Sin embargo, no llegó lejos. De uno de los manzanos, repentinamente, alguien cayó y lo agarró del cuello, echándolo hacia atrás. Jeongin no alcanzó a decir algo cuando recibió un fuerte golpe en su cabeza y se derrumbó en el suelo, boca arriba, ya que la persona que le había agarrado lo soltó.

A través del dolor, gimoteando con los ojos cerrados y sintiendo su cabeza caliente (¿estaba sangrando?), escuchó voces masculinas.

—... llévalo al interior...

Entonces lo agarraron de los pies y fue arrastrado. Trató de parpadear y enfocar su vista, pero sólo veía el cielo oscurecido y el resplandor de las llamas, que parecían acercarse más a él con cada segundo.

—... el cuerpo... quemarse no... rastros...

No podía entender bien lo que hablaban y quiso luchar, pero sus piernas eran plomo en ese preciso instante.
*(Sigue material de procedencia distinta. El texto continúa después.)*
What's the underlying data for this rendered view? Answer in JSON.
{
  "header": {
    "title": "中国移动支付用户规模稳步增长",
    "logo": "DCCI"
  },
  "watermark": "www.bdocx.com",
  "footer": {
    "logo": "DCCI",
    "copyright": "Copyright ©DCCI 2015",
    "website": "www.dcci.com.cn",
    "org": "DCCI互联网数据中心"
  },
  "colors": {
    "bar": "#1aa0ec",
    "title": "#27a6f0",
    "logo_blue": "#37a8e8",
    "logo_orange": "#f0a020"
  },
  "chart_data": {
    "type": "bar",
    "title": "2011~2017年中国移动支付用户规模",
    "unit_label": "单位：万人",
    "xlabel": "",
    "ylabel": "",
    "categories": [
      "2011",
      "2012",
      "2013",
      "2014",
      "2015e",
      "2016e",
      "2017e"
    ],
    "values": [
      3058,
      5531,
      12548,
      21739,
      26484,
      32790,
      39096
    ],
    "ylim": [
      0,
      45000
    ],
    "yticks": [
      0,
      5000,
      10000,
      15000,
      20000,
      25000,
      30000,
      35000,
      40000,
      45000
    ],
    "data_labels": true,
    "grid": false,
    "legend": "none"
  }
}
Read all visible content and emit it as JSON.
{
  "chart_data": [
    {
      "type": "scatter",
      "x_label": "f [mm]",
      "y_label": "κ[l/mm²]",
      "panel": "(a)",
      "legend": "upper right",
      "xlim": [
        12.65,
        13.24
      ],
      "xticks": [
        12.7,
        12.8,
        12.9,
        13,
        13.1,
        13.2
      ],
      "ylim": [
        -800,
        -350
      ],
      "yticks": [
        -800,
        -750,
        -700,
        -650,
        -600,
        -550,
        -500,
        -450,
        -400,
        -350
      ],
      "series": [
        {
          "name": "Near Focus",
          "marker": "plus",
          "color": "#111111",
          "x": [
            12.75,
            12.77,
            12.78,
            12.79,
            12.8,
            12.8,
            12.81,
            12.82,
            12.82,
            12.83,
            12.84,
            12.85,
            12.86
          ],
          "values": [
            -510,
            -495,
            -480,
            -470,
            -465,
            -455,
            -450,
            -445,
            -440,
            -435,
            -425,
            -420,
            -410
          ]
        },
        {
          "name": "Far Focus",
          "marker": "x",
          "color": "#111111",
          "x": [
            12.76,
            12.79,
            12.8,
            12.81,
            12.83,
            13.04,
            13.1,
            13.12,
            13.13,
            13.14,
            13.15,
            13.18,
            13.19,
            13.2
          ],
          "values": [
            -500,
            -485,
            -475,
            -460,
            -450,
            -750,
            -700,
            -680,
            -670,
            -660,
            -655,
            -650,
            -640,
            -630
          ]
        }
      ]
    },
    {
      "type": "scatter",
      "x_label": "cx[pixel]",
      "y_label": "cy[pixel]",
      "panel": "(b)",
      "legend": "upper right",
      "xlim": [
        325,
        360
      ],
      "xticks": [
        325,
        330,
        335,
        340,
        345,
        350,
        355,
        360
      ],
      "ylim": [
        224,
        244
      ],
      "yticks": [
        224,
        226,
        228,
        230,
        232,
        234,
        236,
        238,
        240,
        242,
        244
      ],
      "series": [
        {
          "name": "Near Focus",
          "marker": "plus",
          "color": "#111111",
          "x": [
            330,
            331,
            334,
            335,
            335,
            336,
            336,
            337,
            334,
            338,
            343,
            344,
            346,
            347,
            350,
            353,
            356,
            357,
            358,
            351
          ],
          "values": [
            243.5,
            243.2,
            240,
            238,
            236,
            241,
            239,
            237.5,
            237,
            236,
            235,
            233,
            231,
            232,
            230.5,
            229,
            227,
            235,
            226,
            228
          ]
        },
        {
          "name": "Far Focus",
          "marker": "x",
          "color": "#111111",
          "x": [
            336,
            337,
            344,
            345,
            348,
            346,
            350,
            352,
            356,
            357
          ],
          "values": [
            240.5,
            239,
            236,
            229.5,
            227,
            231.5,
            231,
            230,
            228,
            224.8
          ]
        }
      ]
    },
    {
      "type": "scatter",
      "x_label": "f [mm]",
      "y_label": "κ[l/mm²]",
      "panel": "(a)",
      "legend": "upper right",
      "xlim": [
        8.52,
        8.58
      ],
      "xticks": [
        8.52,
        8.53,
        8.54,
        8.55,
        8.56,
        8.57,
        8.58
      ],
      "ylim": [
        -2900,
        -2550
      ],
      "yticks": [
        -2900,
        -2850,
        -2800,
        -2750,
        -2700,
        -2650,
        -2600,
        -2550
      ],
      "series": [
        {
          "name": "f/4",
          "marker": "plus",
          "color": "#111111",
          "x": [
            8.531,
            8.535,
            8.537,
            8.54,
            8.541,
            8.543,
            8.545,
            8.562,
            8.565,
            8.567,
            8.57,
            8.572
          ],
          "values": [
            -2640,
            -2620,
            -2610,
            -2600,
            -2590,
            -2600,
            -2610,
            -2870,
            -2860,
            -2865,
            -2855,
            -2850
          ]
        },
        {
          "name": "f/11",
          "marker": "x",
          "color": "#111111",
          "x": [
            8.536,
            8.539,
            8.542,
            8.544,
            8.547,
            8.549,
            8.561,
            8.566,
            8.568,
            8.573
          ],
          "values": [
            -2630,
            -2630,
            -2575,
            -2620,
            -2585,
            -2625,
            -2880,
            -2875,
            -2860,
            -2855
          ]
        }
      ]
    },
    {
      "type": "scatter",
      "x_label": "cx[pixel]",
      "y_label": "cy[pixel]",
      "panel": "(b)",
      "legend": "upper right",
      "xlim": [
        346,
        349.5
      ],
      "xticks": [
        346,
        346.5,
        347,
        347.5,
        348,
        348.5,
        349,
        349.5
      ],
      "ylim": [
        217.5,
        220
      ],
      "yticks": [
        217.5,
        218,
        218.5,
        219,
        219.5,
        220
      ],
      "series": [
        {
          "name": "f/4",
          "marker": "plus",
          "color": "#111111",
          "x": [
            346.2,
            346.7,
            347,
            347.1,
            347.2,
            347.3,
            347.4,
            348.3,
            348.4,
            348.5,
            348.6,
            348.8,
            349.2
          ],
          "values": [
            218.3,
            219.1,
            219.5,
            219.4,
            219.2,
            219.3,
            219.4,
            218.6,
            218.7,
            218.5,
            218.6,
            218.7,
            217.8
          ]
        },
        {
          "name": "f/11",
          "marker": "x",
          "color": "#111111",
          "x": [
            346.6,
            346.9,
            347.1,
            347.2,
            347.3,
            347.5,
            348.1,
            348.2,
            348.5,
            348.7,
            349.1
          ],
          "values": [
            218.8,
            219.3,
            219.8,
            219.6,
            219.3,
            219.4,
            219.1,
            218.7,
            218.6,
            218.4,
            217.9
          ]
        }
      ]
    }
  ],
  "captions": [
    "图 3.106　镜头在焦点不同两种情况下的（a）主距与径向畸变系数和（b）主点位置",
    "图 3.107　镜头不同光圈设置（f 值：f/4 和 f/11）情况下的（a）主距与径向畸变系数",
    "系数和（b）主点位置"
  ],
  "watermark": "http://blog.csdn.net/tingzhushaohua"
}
Su cuerpo se encontraba entumecido.

Alguien lo tomó en brazos y se dio cuenta de que estaba en el mismo lugar por el que escapó. La persona que lo sostenía ni siquiera se molestó en tratarlo con amabilidad cuando lo metió a través de la ventanilla y lo dejó caer de regreso en el cuarto, como si no fuera más que un saco de papas. El golpe de la caída le sacó el aire de los pulmones.

Trató de enfocar su vista otra vez y vio el cuerpo de Hyerin boca abajo, en una esquina. ¿Estaba respirando o no?

Ni siquiera pudo concretar ese pensamiento. El pasillo fue de pronto iluminado por el fuego, que devoraba cada centímetro de esa casa como un platillo de comida. El humo y el calor no tardaron en llegar a ese cuarto.

El último pensamiento que tuvo Jeongin, antes de perder el conocimiento, era que no llevaba su anillo de jade puesto. Él quería morir con ese anillo en su dedo, y ser enterrado con él también.